# Thread: Implicit Diff Example - # 2

1. ## Implicit Diff Example - # 2

Find the equation of the tangent line at the point (3,4)

$x^{2} + 2xy - y^{2} + x = 20$

$2x + [(y)(2) + (2x)(y')] - 2yy' + 1 = 0$

$2x + 2y + 2xy' - 2yy' + 1 = 0$

$2x + 2y + y'[2x - 2y] + 1 = 0$

$y'[2x - 2y] = -2x - 2y - 1$

$y' = \dfrac{-2x - 2y - 1}{2x - 2y}$ - Did this come out right?

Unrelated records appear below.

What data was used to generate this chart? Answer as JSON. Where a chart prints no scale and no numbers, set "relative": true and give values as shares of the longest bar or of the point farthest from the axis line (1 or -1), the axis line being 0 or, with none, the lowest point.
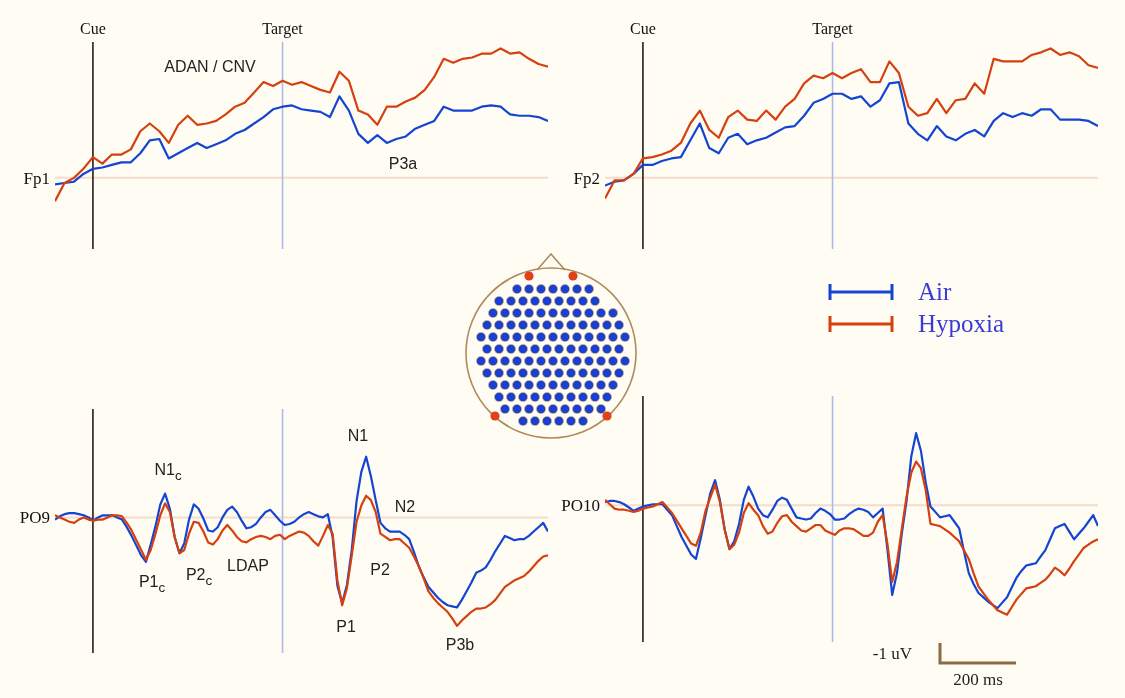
{
  "chart_data": [
    {
      "type": "line",
      "relative": true,
      "ylabel": "Fp1",
      "tick_labels": "x",
      "marker": "none",
      "line_style": "solid",
      "categories": [
        null,
        null,
        null,
        null,
        "Cue",
        null,
        null,
        null,
        null,
        null,
        null,
        null,
        null,
        null,
        null,
        null,
        null,
        null,
        null,
        null,
        null,
        null,
        null,
        null,
        "Target",
        null,
        null,
        null,
        null,
        null,
        null,
        null,
        null,
        null,
        null,
        null,
        null,
        null,
        null,
        null,
        null,
        null,
        null,
        null,
        null,
        null,
        null,
        null,
        null,
        null,
        null,
        null,
        null
      ],
      "ref_lines": [
        {
          "axis": "x",
          "value": "Cue",
          "color": "#2a1d14"
        },
        {
          "axis": "x",
          "value": "Target",
          "color": "#a9bbe6"
        }
      ],
      "annotations": [
        "ADAN / CNV",
        "P3a"
      ],
      "series": [
        {
          "color": "#1444d2",
          "values": [
            -0.05,
            -0.04,
            -0.03,
            0.03,
            0.07,
            0.08,
            0.1,
            0.12,
            0.12,
            0.19,
            0.29,
            0.3,
            0.15,
            0.19,
            0.23,
            0.27,
            0.23,
            0.26,
            0.29,
            0.34,
            0.37,
            0.42,
            0.47,
            0.53,
            0.55,
            0.56,
            0.53,
            0.52,
            0.51,
            0.47,
            0.63,
            0.52,
            0.34,
            0.27,
            0.33,
            0.27,
            0.3,
            0.32,
            0.38,
            0.41,
            0.44,
            0.55,
            0.52,
            0.52,
            0.52,
            0.55,
            0.56,
            0.55,
            0.49,
            0.48,
            0.48,
            0.47,
            0.44
          ]
        },
        {
          "color": "#d5400f",
          "values": [
            -0.18,
            -0.04,
            0,
            0.07,
            0.16,
            0.11,
            0.18,
            0.18,
            0.22,
            0.36,
            0.42,
            0.36,
            0.27,
            0.41,
            0.48,
            0.41,
            0.42,
            0.44,
            0.49,
            0.55,
            0.58,
            0.66,
            0.74,
            0.71,
            0.75,
            0.72,
            0.74,
            0.71,
            0.68,
            0.66,
            0.82,
            0.75,
            0.52,
            0.49,
            0.41,
            0.55,
            0.55,
            0.59,
            0.62,
            0.68,
            0.78,
            0.92,
            0.89,
            0.92,
            0.93,
            0.96,
            0.96,
            1.0,
            0.96,
            0.97,
            0.92,
            0.88,
            0.86
          ]
        }
      ]
    },
    {
      "type": "line",
      "relative": true,
      "ylabel": "Fp2",
      "tick_labels": "x",
      "marker": "none",
      "line_style": "solid",
      "legend": "bottom",
      "categories": [
        null,
        null,
        null,
        null,
        "Cue",
        null,
        null,
        null,
        null,
        null,
        null,
        null,
        null,
        null,
        null,
        null,
        null,
        null,
        null,
        null,
        null,
        null,
        null,
        null,
        "Target",
        null,
        null,
        null,
        null,
        null,
        null,
        null,
        null,
        null,
        null,
        null,
        null,
        null,
        null,
        null,
        null,
        null,
        null,
        null,
        null,
        null,
        null,
        null,
        null,
        null,
        null,
        null,
        null
      ],
      "ref_lines": [
        {
          "axis": "x",
          "value": "Cue",
          "color": "#2a1d14"
        },
        {
          "axis": "x",
          "value": "Target",
          "color": "#a9bbe6"
        }
      ],
      "series": [
        {
          "name": "Air",
          "color": "#1444d2",
          "values": [
            -0.06,
            -0.03,
            -0.02,
            0.03,
            0.1,
            0.1,
            0.13,
            0.15,
            0.16,
            0.29,
            0.42,
            0.23,
            0.19,
            0.31,
            0.34,
            0.26,
            0.29,
            0.31,
            0.35,
            0.39,
            0.4,
            0.48,
            0.58,
            0.61,
            0.65,
            0.65,
            0.61,
            0.63,
            0.55,
            0.6,
            0.73,
            0.74,
            0.42,
            0.34,
            0.29,
            0.4,
            0.32,
            0.29,
            0.34,
            0.37,
            0.32,
            0.44,
            0.5,
            0.47,
            0.5,
            0.48,
            0.53,
            0.53,
            0.45,
            0.45,
            0.45,
            0.44,
            0.4
          ]
        },
        {
          "name": "Hypoxia",
          "color": "#d5400f",
          "values": [
            -0.16,
            -0.02,
            -0.02,
            0.03,
            0.15,
            0.16,
            0.18,
            0.21,
            0.27,
            0.42,
            0.52,
            0.37,
            0.31,
            0.47,
            0.52,
            0.45,
            0.44,
            0.52,
            0.45,
            0.55,
            0.61,
            0.73,
            0.79,
            0.77,
            0.81,
            0.77,
            0.81,
            0.84,
            0.74,
            0.74,
            0.9,
            0.81,
            0.55,
            0.48,
            0.5,
            0.61,
            0.5,
            0.6,
            0.61,
            0.73,
            0.65,
            0.92,
            0.9,
            0.9,
            0.9,
            0.95,
            0.97,
            1.0,
            0.95,
            0.97,
            0.94,
            0.87,
            0.85
          ]
        }
      ]
    },
    {
      "type": "line",
      "relative": true,
      "ylabel": "PO9",
      "tick_labels": false,
      "marker": "none",
      "line_style": "solid",
      "categories": [
        null,
        null,
        null,
        null,
        null,
        null,
        null,
        null,
        null,
        null,
        null,
        null,
        null,
        null,
        null,
        null,
        null,
        null,
        null,
        null,
        null,
        null,
        null,
        null,
        null,
        null,
        null,
        null,
        null,
        null,
        null,
        null,
        null,
        null,
        null,
        null,
        null,
        null,
        null,
        null,
        null,
        null,
        null,
        null,
        null,
        null,
        null,
        null,
        null,
        null,
        null,
        null,
        null,
        null,
        null,
        null,
        null,
        null,
        null,
        null,
        null,
        null,
        null,
        null,
        null,
        null,
        null,
        null,
        null,
        null,
        null,
        null,
        null,
        null,
        null,
        null,
        null,
        null,
        null,
        null,
        null,
        null,
        null,
        null,
        null,
        null,
        null,
        null,
        null,
        null,
        null,
        null,
        null,
        null,
        null,
        null,
        null,
        null,
        null,
        null,
        null,
        null,
        null,
        null
      ],
      "annotations": [
        "N1$_{c}$",
        "P1$_{c}$",
        "P2$_{c}$",
        "LDAP",
        "N1",
        "N2",
        "P2",
        "P1",
        "P3b"
      ],
      "series": [
        {
          "color": "#1444d2",
          "values": [
            -0.02,
            0.01,
            0.03,
            0.04,
            0.04,
            0.03,
            0.02,
            0,
            -0.03,
            0,
            0.02,
            0.02,
            0.02,
            0,
            -0.02,
            -0.09,
            -0.17,
            -0.26,
            -0.35,
            -0.41,
            -0.25,
            -0.08,
            0.12,
            0.22,
            0.08,
            -0.18,
            -0.33,
            -0.24,
            -0.02,
            0.12,
            0.08,
            -0.01,
            -0.12,
            -0.13,
            -0.09,
            0,
            0.07,
            0.1,
            0.05,
            -0.03,
            -0.1,
            -0.09,
            -0.06,
            0,
            0.05,
            0.07,
            0.02,
            -0.03,
            -0.07,
            -0.06,
            -0.04,
            0,
            0.03,
            0.05,
            0.03,
            0.01,
            0,
            0.03,
            -0.18,
            -0.63,
            -0.79,
            -0.62,
            -0.3,
            0.15,
            0.42,
            0.56,
            0.38,
            0.16,
            -0.05,
            -0.1,
            -0.13,
            -0.13,
            -0.13,
            -0.16,
            -0.2,
            -0.32,
            -0.45,
            -0.55,
            -0.64,
            -0.69,
            -0.74,
            -0.78,
            -0.81,
            -0.82,
            -0.83,
            -0.76,
            -0.68,
            -0.6,
            -0.51,
            -0.49,
            -0.46,
            -0.39,
            -0.31,
            -0.24,
            -0.17,
            -0.19,
            -0.21,
            -0.2,
            -0.2,
            -0.17,
            -0.13,
            -0.09,
            -0.05,
            -0.13
          ]
        },
        {
          "color": "#d5400f",
          "values": [
            0.02,
            0,
            -0.02,
            -0.04,
            -0.05,
            -0.02,
            0,
            -0.02,
            -0.03,
            -0.02,
            -0.02,
            0,
            0.02,
            0.02,
            0.01,
            -0.05,
            -0.12,
            -0.21,
            -0.3,
            -0.39,
            -0.3,
            -0.15,
            0.02,
            0.13,
            0.05,
            -0.18,
            -0.33,
            -0.3,
            -0.15,
            -0.04,
            -0.05,
            -0.13,
            -0.23,
            -0.25,
            -0.2,
            -0.12,
            -0.07,
            -0.12,
            -0.18,
            -0.22,
            -0.23,
            -0.2,
            -0.18,
            -0.17,
            -0.18,
            -0.2,
            -0.17,
            -0.16,
            -0.2,
            -0.17,
            -0.15,
            -0.13,
            -0.14,
            -0.17,
            -0.22,
            -0.26,
            -0.17,
            -0.07,
            -0.15,
            -0.58,
            -0.81,
            -0.65,
            -0.35,
            -0.04,
            0.11,
            0.2,
            0.16,
            0.05,
            -0.15,
            -0.18,
            -0.21,
            -0.2,
            -0.2,
            -0.24,
            -0.28,
            -0.36,
            -0.45,
            -0.56,
            -0.68,
            -0.74,
            -0.79,
            -0.83,
            -0.87,
            -0.93,
            -1.0,
            -0.95,
            -0.91,
            -0.87,
            -0.84,
            -0.84,
            -0.83,
            -0.8,
            -0.76,
            -0.7,
            -0.64,
            -0.61,
            -0.58,
            -0.56,
            -0.54,
            -0.5,
            -0.45,
            -0.4,
            -0.36,
            -0.35
          ]
        }
      ]
    },
    {
      "type": "line",
      "relative": true,
      "ylabel": "PO10",
      "tick_labels": false,
      "marker": "none",
      "line_style": "solid",
      "categories": [
        null,
        null,
        null,
        null,
        null,
        null,
        null,
        null,
        null,
        null,
        null,
        null,
        null,
        null,
        null,
        null,
        null,
        null,
        null,
        null,
        null,
        null,
        null,
        null,
        null,
        null,
        null,
        null,
        null,
        null,
        null,
        null,
        null,
        null,
        null,
        null,
        null,
        null,
        null,
        null,
        null,
        null,
        null,
        null,
        null,
        null,
        null,
        null,
        null,
        null,
        null,
        null,
        null,
        null,
        null,
        null,
        null,
        null,
        null,
        null,
        null,
        null,
        null,
        null,
        null,
        null,
        null,
        null,
        null,
        null,
        null,
        null,
        null,
        null,
        null,
        null,
        null,
        null,
        null,
        null,
        null,
        null,
        null,
        null,
        null,
        null,
        null,
        null,
        null,
        null,
        null,
        null,
        null,
        null,
        null,
        null,
        null,
        null,
        null,
        null,
        null,
        null,
        null,
        null
      ],
      "annotations": [
        "-1 uV",
        "200 ms"
      ],
      "series": [
        {
          "color": "#1444d2",
          "values": [
            0.03,
            0.04,
            0.04,
            0.03,
            0.01,
            -0.02,
            -0.05,
            -0.03,
            -0.01,
            0,
            0.01,
            0.01,
            0.01,
            -0.04,
            -0.09,
            -0.19,
            -0.29,
            -0.37,
            -0.45,
            -0.49,
            -0.3,
            -0.09,
            0.11,
            0.23,
            0.05,
            -0.22,
            -0.4,
            -0.33,
            -0.17,
            0.05,
            0.17,
            0.08,
            -0.03,
            -0.09,
            -0.11,
            -0.04,
            0.04,
            0.07,
            0.05,
            -0.03,
            -0.11,
            -0.12,
            -0.13,
            -0.12,
            -0.07,
            -0.03,
            -0.05,
            -0.08,
            -0.13,
            -0.13,
            -0.12,
            -0.08,
            -0.05,
            -0.03,
            -0.04,
            -0.06,
            -0.11,
            -0.07,
            -0.03,
            -0.4,
            -0.82,
            -0.62,
            -0.26,
            0.04,
            0.45,
            0.66,
            0.5,
            0.21,
            -0.01,
            -0.06,
            -0.11,
            -0.1,
            -0.09,
            -0.15,
            -0.21,
            -0.42,
            -0.62,
            -0.72,
            -0.8,
            -0.84,
            -0.88,
            -0.91,
            -0.94,
            -0.89,
            -0.84,
            -0.75,
            -0.66,
            -0.6,
            -0.55,
            -0.54,
            -0.53,
            -0.47,
            -0.41,
            -0.31,
            -0.21,
            -0.19,
            -0.17,
            -0.24,
            -0.31,
            -0.26,
            -0.21,
            -0.15,
            -0.09,
            -0.19
          ]
        },
        {
          "color": "#d5400f",
          "values": [
            0.05,
            0.01,
            -0.03,
            -0.04,
            -0.04,
            -0.05,
            -0.06,
            -0.05,
            -0.03,
            -0.02,
            -0.01,
            0.01,
            0.03,
            -0.02,
            -0.07,
            -0.14,
            -0.21,
            -0.28,
            -0.35,
            -0.37,
            -0.25,
            -0.05,
            0.07,
            0.19,
            0.03,
            -0.22,
            -0.4,
            -0.36,
            -0.25,
            -0.07,
            0.02,
            -0.04,
            -0.09,
            -0.19,
            -0.26,
            -0.24,
            -0.16,
            -0.1,
            -0.09,
            -0.15,
            -0.19,
            -0.23,
            -0.24,
            -0.21,
            -0.18,
            -0.18,
            -0.23,
            -0.25,
            -0.27,
            -0.23,
            -0.21,
            -0.21,
            -0.22,
            -0.25,
            -0.28,
            -0.28,
            -0.25,
            -0.15,
            -0.09,
            -0.35,
            -0.7,
            -0.52,
            -0.22,
            0.08,
            0.3,
            0.4,
            0.34,
            0.14,
            -0.17,
            -0.18,
            -0.19,
            -0.22,
            -0.25,
            -0.29,
            -0.33,
            -0.41,
            -0.49,
            -0.62,
            -0.74,
            -0.8,
            -0.86,
            -0.91,
            -0.96,
            -0.98,
            -1.0,
            -0.93,
            -0.86,
            -0.81,
            -0.76,
            -0.75,
            -0.74,
            -0.71,
            -0.68,
            -0.63,
            -0.57,
            -0.6,
            -0.64,
            -0.58,
            -0.51,
            -0.45,
            -0.39,
            -0.36,
            -0.33,
            -0.31
          ]
        }
      ]
    }
  ]
}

What now? We have two variables so how to find the slope?

2. ## Re: Implicit Diff Example - # 2

Hey Jason76.

Looks very good: now just plug in the values for x and y to get the tangent gradient and recall that y - y0 = m(x - x0) for specific (x0,y0) on the line and general (x,y) on the line.

3. ## Re: Implicit Diff Example - # 2

Find the equation of the tangent line at the point (3,4)

$x^{2} + 2xy - y^{2} + x = 20$

$2x + [(y)(2) + (2x)(y')] - 2yy' + 1 = 0$

$2x + 2y + 2xy' - 2yy' + 1 = 0$

$2x + 2y + y'[2x - 2y] + 1 = 0$

$y'[2x - 2y] = -2x - 2y - 1$

$y' = \dfrac{-2x - 2y - 1}{2x - 2y}$

$y' = \dfrac{-2(3) - 2(4) - 1}{2(3) - 2(4)}$

$y' = \dfrac{-6 - 8 - 1}{6 - 8}$

$y' = \dfrac{-15}{-2}$

$y' = \dfrac{15}{2}$

$y - 4 = \dfrac{15}{2}(x - 3)$

$y - 4 = \dfrac{15}{2}x -\dfrac{45}{2}$ ??